Infelizmente, para que isso aconteça é preciso que o seu antigo xodó esteja entre a ínfima porcentagem de 1,5% de todos os carros que saem de circulação, segundo dados do Sindinesfa (Sindicato do Comércio Atacadista de Sucata Ferrosa e Não Ferrosa do Estado de São Paulo-SP, que representa as empresas do ramo). Infelizmente, o baixo percentual faz com que milhares de toneladas de aço, vidro e plástico não sejam aproveitadas e fiquem se degradando em “cemitérios”. Segundo Valentin Aparicio Escamilla, presidente do Sindinesfra, 95% do carro é reciclável. “Além disso, o aço de uma carroceria pode ser reaproveitado quantas vezes forem necessárias. Um veículo vira cem outros.”, afirma ele.

Porém, existem alguns indícios de que essa situação pode mudar. No final do mês de maio, o Governo de São Paulo abriu uma licitação para a reciclagem dos carros apreendidos ou recolhidos pela polícia que lotam pátios, como o de Santo Amaro, localizado perto da Represa Guarapiranga, na capital paulista, e que já chegou a ter 17 mil unidades. A iniciativa é pioneira e deve fazer com que outros estados tomem a mesma medida. “Essa licitação era o primeiro e mais importante passo a ser tomado. Com certeza, a porcentagem de 1,5% deve subir consideravelmente”, afirma Valentin. 

Mas a meta é ainda mais ambiciosa: chegar a reciclar entre 80% e 90% dos carros fora de circulação. Para atingir esse objetivo, a conscientização de outro conceito é essencial: a logística reversa. Introduzida pela Política Nacional de Resíduos Sólidos, em 2010, a logística reversa é um conjunto de ações, procedimentos e meios que ajudam na coleta e reutilização de materiais recicláveis. Por exemplo, um consumidor que deseja comprar um carro novo e se desfazer do velho, pode levar o seu modelo para uma concessionária que dará o fim correto a ele. Pela consciência ambiental, o proprietário ganharia um desconto na próxima compra. “É uma prática que já existe no exterior e que ajudaria muito a atingir nossa meta”, completa o empresário.

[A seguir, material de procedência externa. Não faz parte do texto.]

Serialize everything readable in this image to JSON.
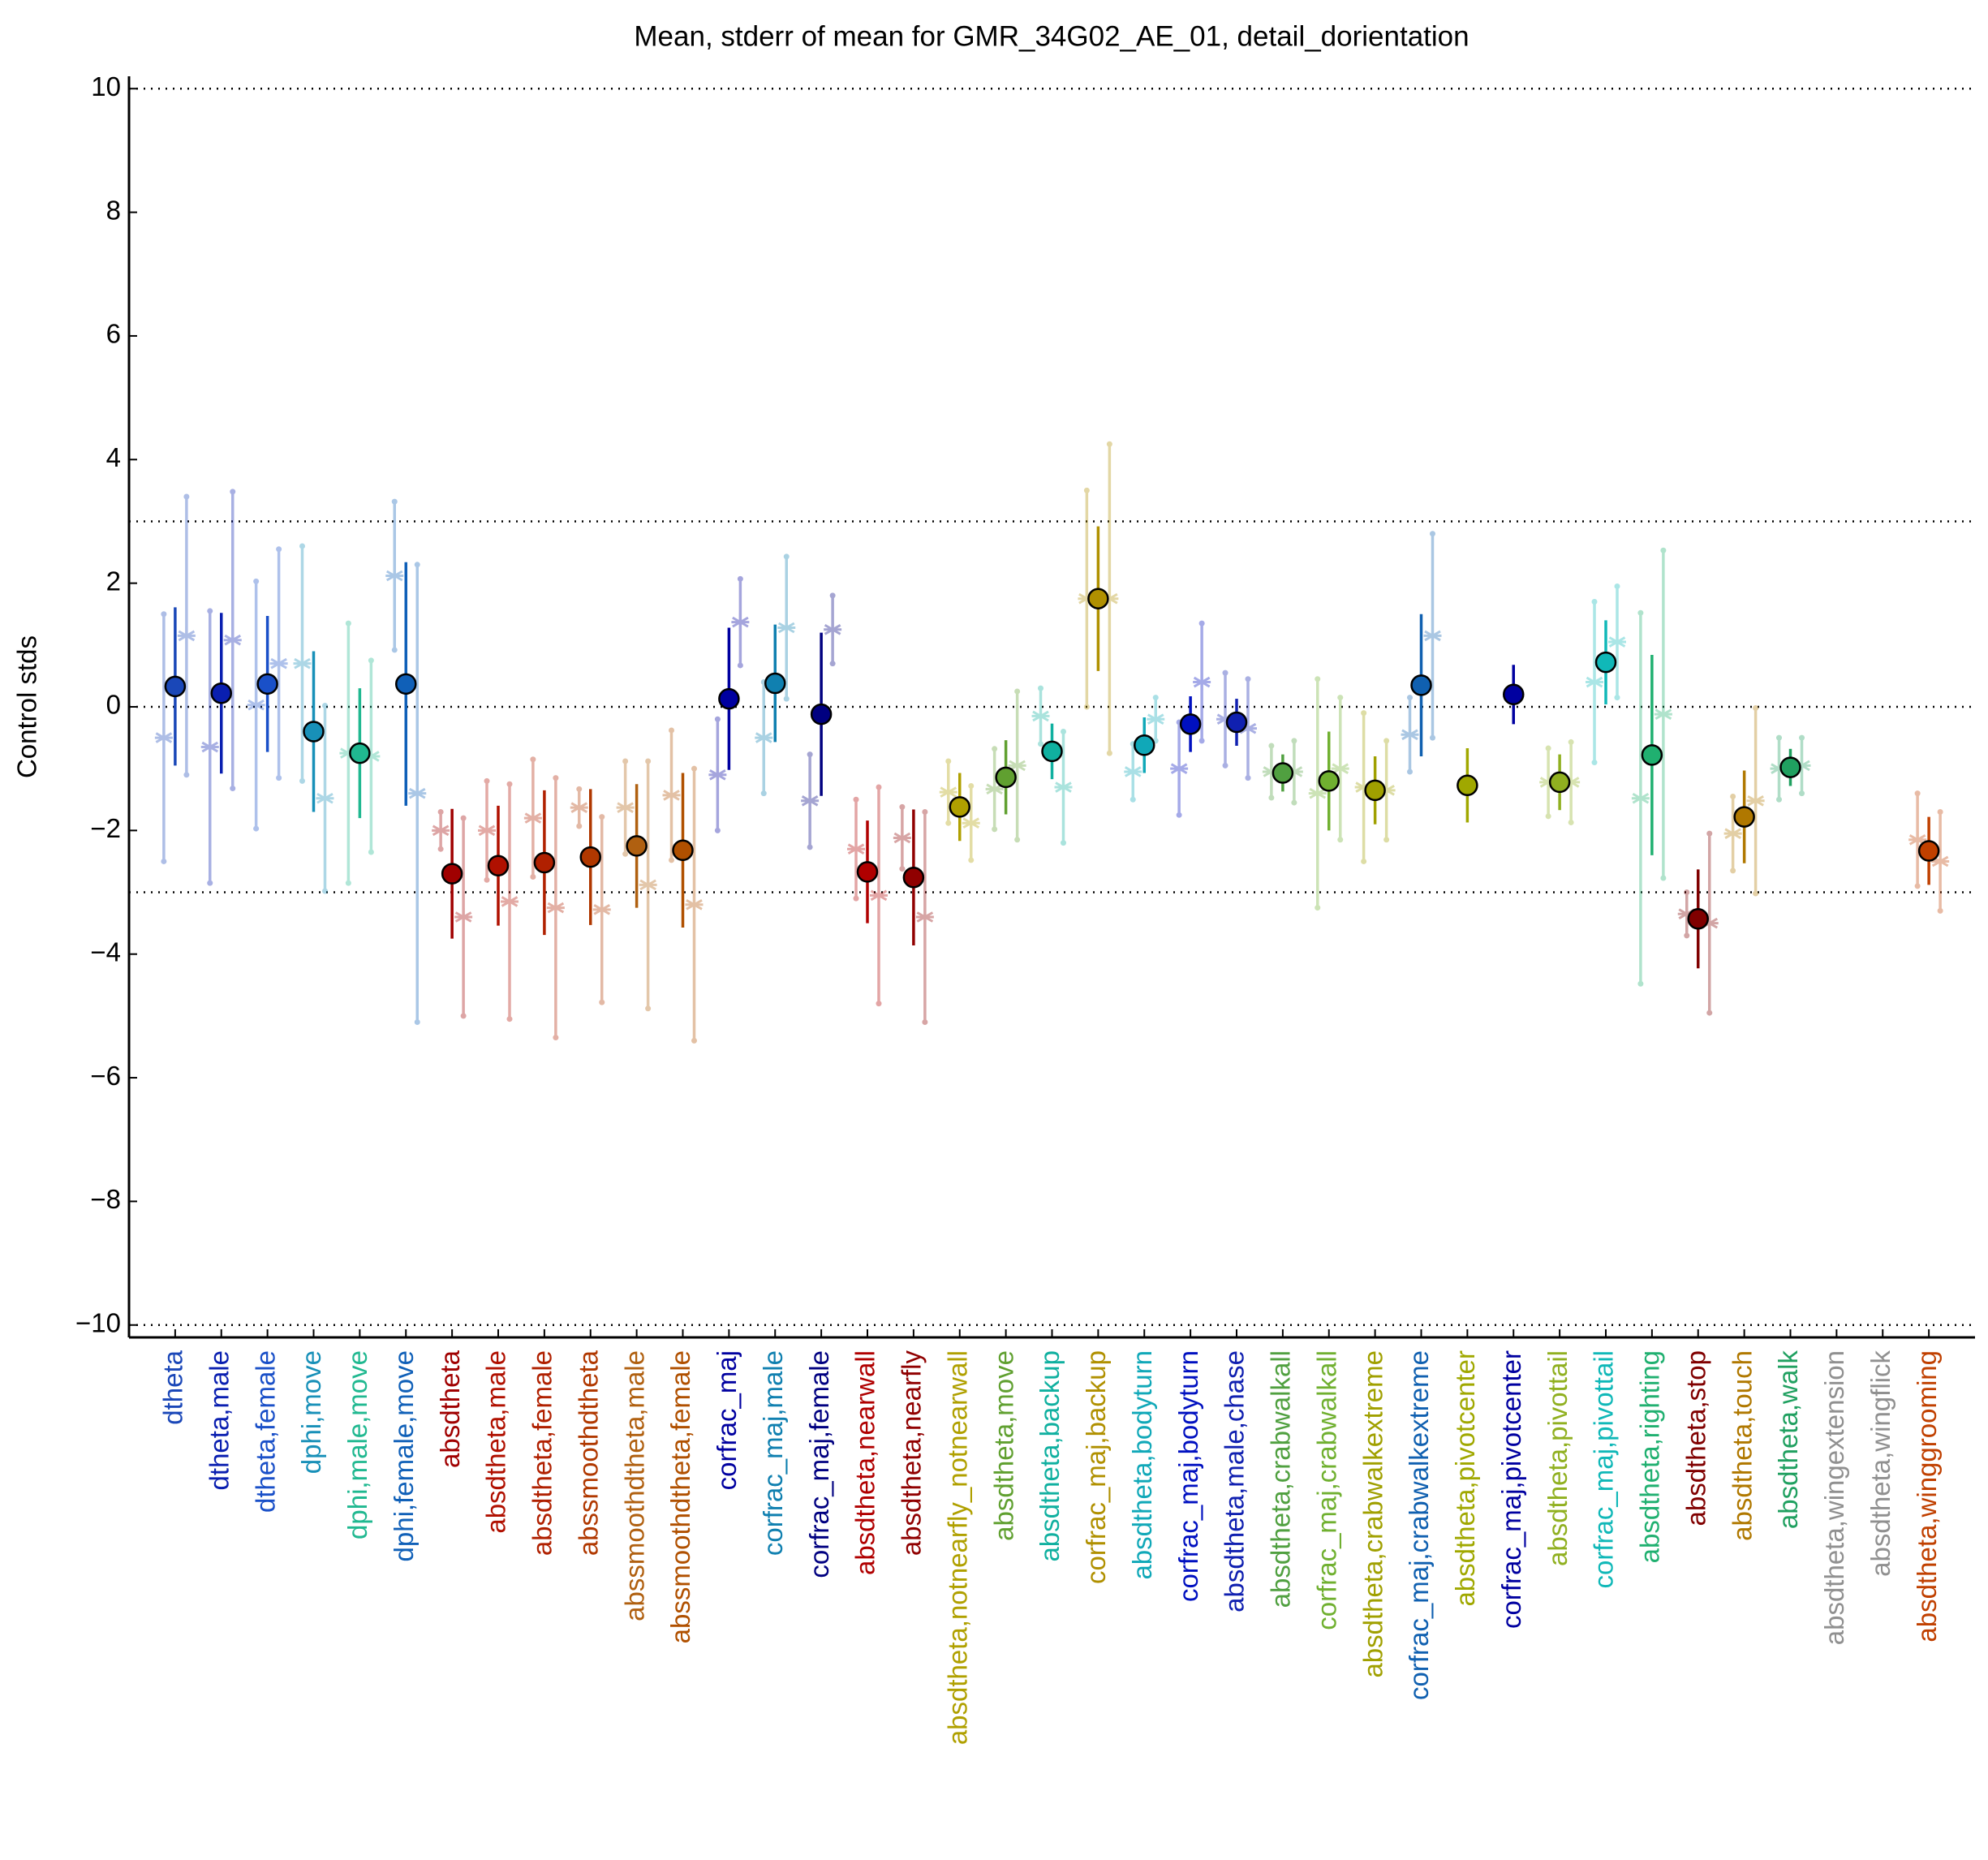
{
  "chart_data": {
    "type": "errorbar",
    "title": "Mean, stderr of mean for GMR_34G02_AE_01, detail_dorientation",
    "y_label": "Control stds",
    "categories": [
      "dtheta",
      "dtheta,male",
      "dtheta,female",
      "dphi,move",
      "dphi,male,move",
      "dphi,female,move",
      "absdtheta",
      "absdtheta,male",
      "absdtheta,female",
      "abssmoothdtheta",
      "abssmoothdtheta,male",
      "abssmoothdtheta,female",
      "corfrac_maj",
      "corfrac_maj,male",
      "corfrac_maj,female",
      "absdtheta,nearwall",
      "absdtheta,nearfly",
      "absdtheta,notnearfly_notnearwall",
      "absdtheta,move",
      "absdtheta,backup",
      "corfrac_maj,backup",
      "absdtheta,bodyturn",
      "corfrac_maj,bodyturn",
      "absdtheta,male,chase",
      "absdtheta,crabwalkall",
      "corfrac_maj,crabwalkall",
      "absdtheta,crabwalkextreme",
      "corfrac_maj,crabwalkextreme",
      "absdtheta,pivotcenter",
      "corfrac_maj,pivotcenter",
      "absdtheta,pivottail",
      "corfrac_maj,pivottail",
      "absdtheta,righting",
      "absdtheta,stop",
      "absdtheta,touch",
      "absdtheta,walk",
      "absdtheta,wingextension",
      "absdtheta,wingflick",
      "absdtheta,winggrooming"
    ],
    "colors": [
      "#1a47b8",
      "#0a1fb0",
      "#1a50c8",
      "#1890b8",
      "#20b890",
      "#1060b8",
      "#a00000",
      "#b01000",
      "#b02000",
      "#b03800",
      "#b06010",
      "#b05000",
      "#0000a0",
      "#1080b0",
      "#000080",
      "#b00000",
      "#900000",
      "#b0a000",
      "#60a030",
      "#10b0a0",
      "#b09000",
      "#10a8b8",
      "#0010c0",
      "#1020b0",
      "#50a040",
      "#70b030",
      "#a0a000",
      "#1060b0",
      "#a0a800",
      "#0000a0",
      "#90b020",
      "#10b8b8",
      "#20b070",
      "#800000",
      "#b07800",
      "#20a060",
      "#909090",
      "#909090",
      "#c04000"
    ],
    "series": [
      {
        "marker": "circle",
        "opacity": 1,
        "values": [
          0.33,
          0.22,
          0.37,
          -0.4,
          -0.75,
          0.37,
          -2.7,
          -2.57,
          -2.52,
          -2.43,
          -2.25,
          -2.32,
          0.13,
          0.38,
          -0.12,
          -2.67,
          -2.76,
          -1.62,
          -1.14,
          -0.72,
          1.75,
          -0.62,
          -0.28,
          -0.25,
          -1.07,
          -1.2,
          -1.35,
          0.35,
          -1.27,
          0.2,
          -1.22,
          0.72,
          -0.78,
          -3.43,
          -1.78,
          -0.98,
          null,
          null,
          -2.33
        ],
        "errors": [
          1.28,
          1.3,
          1.1,
          1.3,
          1.05,
          1.97,
          1.05,
          0.97,
          1.17,
          1.1,
          1.0,
          1.25,
          1.15,
          0.95,
          1.32,
          0.83,
          1.1,
          0.55,
          0.6,
          0.45,
          1.17,
          0.45,
          0.45,
          0.38,
          0.3,
          0.8,
          0.55,
          1.15,
          0.6,
          0.48,
          0.45,
          0.68,
          1.62,
          0.8,
          0.75,
          0.3,
          null,
          null,
          0.55
        ]
      },
      {
        "marker": "asterisk",
        "opacity": 0.35,
        "values": [
          -0.5,
          -0.65,
          0.03,
          0.7,
          -0.75,
          2.12,
          -2.0,
          -2.0,
          -1.8,
          -1.63,
          -1.63,
          -1.43,
          -1.1,
          -0.5,
          -1.52,
          -2.3,
          -2.12,
          -1.38,
          -1.33,
          -0.15,
          1.75,
          -1.05,
          -1.0,
          -0.2,
          -1.05,
          -1.4,
          -1.3,
          -0.45,
          null,
          null,
          -1.22,
          0.4,
          -1.48,
          -3.35,
          -2.05,
          -1.0,
          null,
          null,
          -2.15
        ],
        "errors": [
          2.0,
          2.2,
          2.0,
          1.9,
          2.1,
          1.2,
          0.3,
          0.8,
          0.95,
          0.3,
          0.75,
          1.05,
          0.9,
          0.9,
          0.75,
          0.8,
          0.5,
          0.5,
          0.65,
          0.45,
          1.75,
          0.45,
          0.75,
          0.75,
          0.42,
          1.85,
          1.2,
          0.6,
          null,
          null,
          0.55,
          1.3,
          3.0,
          0.35,
          0.6,
          0.5,
          null,
          null,
          0.75
        ]
      },
      {
        "marker": "asterisk",
        "opacity": 0.35,
        "values": [
          1.15,
          1.08,
          0.7,
          -1.48,
          -0.8,
          -1.4,
          -3.4,
          -3.15,
          -3.25,
          -3.28,
          -2.88,
          -3.2,
          1.37,
          1.28,
          1.25,
          -3.05,
          -3.4,
          -1.88,
          -0.95,
          -1.3,
          1.75,
          -0.2,
          0.4,
          -0.35,
          -1.05,
          -1.0,
          -1.35,
          1.15,
          null,
          null,
          -1.22,
          1.05,
          -0.12,
          -3.5,
          -1.52,
          -0.95,
          null,
          null,
          -2.5
        ],
        "errors": [
          2.25,
          2.4,
          1.85,
          1.5,
          1.55,
          3.7,
          1.6,
          1.9,
          2.1,
          1.5,
          2.0,
          2.2,
          0.7,
          1.15,
          0.55,
          1.75,
          1.7,
          0.6,
          1.2,
          0.9,
          2.5,
          0.35,
          0.95,
          0.8,
          0.5,
          1.15,
          0.8,
          1.65,
          null,
          null,
          0.65,
          0.9,
          2.65,
          1.45,
          1.5,
          0.45,
          null,
          null,
          0.8
        ]
      }
    ],
    "ylim": [
      -10.2,
      10.2
    ],
    "yticks": [
      {
        "value": -10,
        "label": "−10"
      },
      {
        "value": -8,
        "label": "−8"
      },
      {
        "value": -6,
        "label": "−6"
      },
      {
        "value": -4,
        "label": "−4"
      },
      {
        "value": -2,
        "label": "−2"
      },
      0,
      2,
      4,
      6,
      8,
      10
    ],
    "reference_lines": [
      -10,
      -3,
      0,
      3,
      10
    ]
  }
}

Além de ajudar no abastecimento da indústria, o trabalho das empresas associadas ao Sindinesfa tem um papel ainda mais importante, que é a preocupação ambiental. Certificados pelo ISO 14000, série de normas que estabelecem diretrizes sobre a gestão ambiental, todo o desmanche é feito de forma minuciosa e os veículos são despoluídos. Ou seja, todas as peças que não podem ser reaproveitadas ou que causariam impacto ambiental, como amortecedores e airbags, são retiradas e destinadas a um fim correto que precisa ser documentado.